Voici le passage pertinent, dans l’ouvrage de F. Gattey (j’ai modernisé la graphie des noms de lieux) :
Le
Journal en usage dans les communes de la Tour-Blanche, Cercles, Paussac-et-Saint-Vivien, Gout-Rossignol, La Chapelle-Montabourlet, Bourg-des-Maisons, Chapdeuil et Saint-Just : 6,172 a
— commune d’Astier : 28,950 a
— communes de Grignols et de Villamblard : 29,782 a
— Bergerac, Cunèges, Douville, Saint-Martin [de Fressangeas, de Gurson, de Ribérac, des Combes, l’Astier, ou le Pin ?],
Champsecret, Maurens, Saint-Jean-d’Eyraud, Laveyssière et Montagnac [d’Auberoche ou la Crempse ?] : 33,7333 a
— Lisle, Celles, Beleymas, Saint-Julien [d’Eymet, de Bourdeilles, de Crempse, ou de Lampon ?], Beauregard [de Terrasson ou et Bassac ?], Montpon-Ménestérol, Beaupouyet, Saint-Michel [de Double, de Montaigne, ou de Villadeix ?], Saint-Laurent [des Bâtons, des Hommes, des Vignes, la Vallée, ou sur Manoire ?], Mareuil et Saint-Pierre-de-Chignac : 34,188 a
— Les Lèches, Saint-Geyrac, Beaussac, Eglise-Neuve [d’Issac ou de Vergt ?], Bourgnac, Issac,
Mussidan, Sourzac, Saint-Louis-en-l’Isle, Saint-Front [d’Alemps, de Pradoux, la Rivière, ou sur Nizonne ?], Saint-Martin [de Fressangeas, de Gurson, de Ribérac, des Combes, l’Astier, ou le Pin ?], Saint-Etienne de Puycorbier et Saint-Méard [de Drône ou de Gurçon ?] : 38,520 a
— Nontron et Javerlhac-et-la-Chapelle-Saint-Robert : 35,453 a
— Champagnac-de-Belair : 39,886 a
— Périgueux, Antonne, Ligueux,
Saint-Pierre-de-La-Douze, Bourdeilles, Agonac, Mensignac, Montagrier, Saint-Vincent-de-Connezac, Saint-Aulaye, Brantôme, Dussac, Sarrazac, Saint-Sulpice [d’Excideuil, de Mareuil, ou de Roumagnac ?], Nanthiat, Excideuil, Hautefort et Thiviers : 40,125 a
— Eymet : 43,627 a
— Fonroque, Saint-Julien [d’Eymet, de Bourdeilles, de Crempse, ou de Lampon ?], Sainte-Innocence et Sainte-Eulalie [d’Ans ou d’Eymet ?] : 52,005 a.

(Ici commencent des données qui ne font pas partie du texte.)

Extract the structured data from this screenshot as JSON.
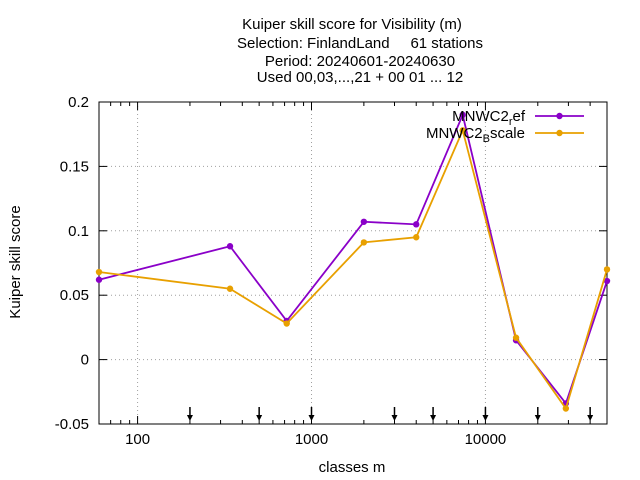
{
  "chart_data": {
    "type": "line",
    "title_lines": [
      "Kuiper skill score  for Visibility (m)",
      "Selection: FinlandLand     61 stations",
      "Period: 20240601-20240630",
      "Used 00,03,...,21 + 00 01 ... 12"
    ],
    "xlabel": "classes m",
    "ylabel": "Kuiper skill score",
    "x_scale": "log",
    "xlim": [
      60,
      50000
    ],
    "ylim": [
      -0.05,
      0.2
    ],
    "x_ticks": [
      {
        "value": 100,
        "label": "100"
      },
      {
        "value": 1000,
        "label": "1000"
      },
      {
        "value": 10000,
        "label": "10000"
      }
    ],
    "y_ticks": [
      {
        "value": -0.05,
        "label": "-0.05"
      },
      {
        "value": 0,
        "label": "0"
      },
      {
        "value": 0.05,
        "label": "0.05"
      },
      {
        "value": 0.1,
        "label": "0.1"
      },
      {
        "value": 0.15,
        "label": "0.15"
      },
      {
        "value": 0.2,
        "label": "0.2"
      }
    ],
    "grid": true,
    "legend_position": "top-right",
    "threshold_markers": [
      200,
      500,
      1000,
      3000,
      5000,
      10000,
      20000,
      40000
    ],
    "series": [
      {
        "name_main": "MNWC2",
        "name_sub": "r",
        "name_tail": "ef",
        "color": "#8a00c8",
        "x": [
          60,
          340,
          720,
          2000,
          4000,
          7400,
          15000,
          29000,
          50000
        ],
        "y": [
          0.062,
          0.088,
          0.03,
          0.107,
          0.105,
          0.19,
          0.015,
          -0.034,
          0.061
        ]
      },
      {
        "name_main": "MNWC2",
        "name_sub": "B",
        "name_tail": "scale",
        "color": "#e8a000",
        "x": [
          60,
          340,
          720,
          2000,
          4000,
          7400,
          15000,
          29000,
          50000
        ],
        "y": [
          0.068,
          0.055,
          0.028,
          0.091,
          0.095,
          0.178,
          0.017,
          -0.038,
          0.07
        ]
      }
    ]
  }
}
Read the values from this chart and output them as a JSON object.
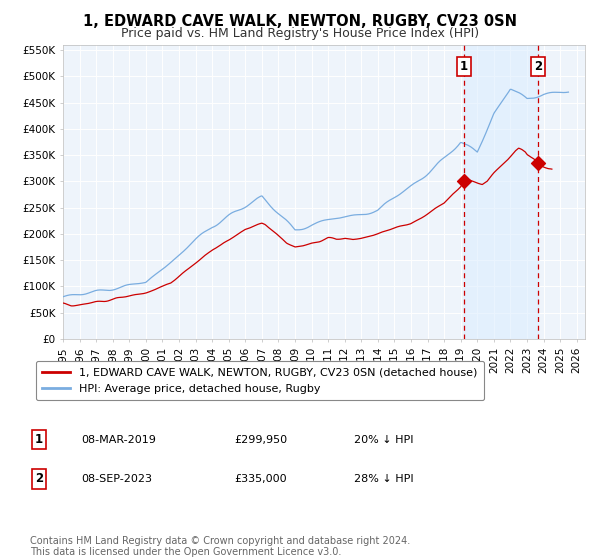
{
  "title": "1, EDWARD CAVE WALK, NEWTON, RUGBY, CV23 0SN",
  "subtitle": "Price paid vs. HM Land Registry's House Price Index (HPI)",
  "ylim": [
    0,
    560000
  ],
  "xlim_start": 1995.0,
  "xlim_end": 2026.5,
  "yticks": [
    0,
    50000,
    100000,
    150000,
    200000,
    250000,
    300000,
    350000,
    400000,
    450000,
    500000,
    550000
  ],
  "ytick_labels": [
    "£0",
    "£50K",
    "£100K",
    "£150K",
    "£200K",
    "£250K",
    "£300K",
    "£350K",
    "£400K",
    "£450K",
    "£500K",
    "£550K"
  ],
  "xticks": [
    1995,
    1996,
    1997,
    1998,
    1999,
    2000,
    2001,
    2002,
    2003,
    2004,
    2005,
    2006,
    2007,
    2008,
    2009,
    2010,
    2011,
    2012,
    2013,
    2014,
    2015,
    2016,
    2017,
    2018,
    2019,
    2020,
    2021,
    2022,
    2023,
    2024,
    2025,
    2026
  ],
  "red_line_color": "#cc0000",
  "blue_line_color": "#7aade0",
  "shade_color": "#ddeeff",
  "background_color": "#ffffff",
  "plot_bg_color": "#eef4fb",
  "grid_color": "#ffffff",
  "marker1_x": 2019.18,
  "marker1_y": 299950,
  "marker2_x": 2023.68,
  "marker2_y": 335000,
  "vline1_x": 2019.18,
  "vline2_x": 2023.68,
  "legend_red_label": "1, EDWARD CAVE WALK, NEWTON, RUGBY, CV23 0SN (detached house)",
  "legend_blue_label": "HPI: Average price, detached house, Rugby",
  "annotation1_num": "1",
  "annotation1_date": "08-MAR-2019",
  "annotation1_price": "£299,950",
  "annotation1_hpi": "20% ↓ HPI",
  "annotation2_num": "2",
  "annotation2_date": "08-SEP-2023",
  "annotation2_price": "£335,000",
  "annotation2_hpi": "28% ↓ HPI",
  "footnote": "Contains HM Land Registry data © Crown copyright and database right 2024.\nThis data is licensed under the Open Government Licence v3.0.",
  "title_fontsize": 10.5,
  "subtitle_fontsize": 9,
  "tick_fontsize": 7.5,
  "legend_fontsize": 8,
  "annotation_fontsize": 8,
  "footnote_fontsize": 7
}
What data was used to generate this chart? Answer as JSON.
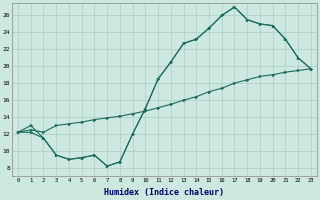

Champsecret est une commune de l’Orne (arr. d’Alençon, canton de Domfront) ; rien de semblable dans la toponymie dordognaise.
La Douze (arr. de Périgueux) est située à 7,5 km du chef-lieu de canton, Saint-Pierre-de Chignac ;
impossible d’identifier ou de localiser « Saint-Pierre-de-La-Douze ».
La valeur de 6,172 a indiquée pour les huit premières communes mentionnées est aberrante, mais l’écart avec l’ensemble des autres valeurs représente la trace figée, fossilisée, de systèmes de mesures prenant en compte des méthodes de travail différentes : la valeur basse vaut pour les labourages « à bras » (c’est un journal d’homme, travaillé à la bêche), les autres correspondent à un travail avec des animaux (journal de laboureur, journal de bœufs).
Au passage, cela montre aussi que le rapprochement pour le sens de journal de terre avec le jugère des Romains (singulier — inusité — iūgus, pluriel iūgera ; le terme s’est maintenu jusqu’aux Carolingiens) a ses limites : comme le mot latin l’indique, il s’agit d’une superficie susceptible d’être labourée en une journée par un attelage de bœufs (cf. iŭgum « joug »).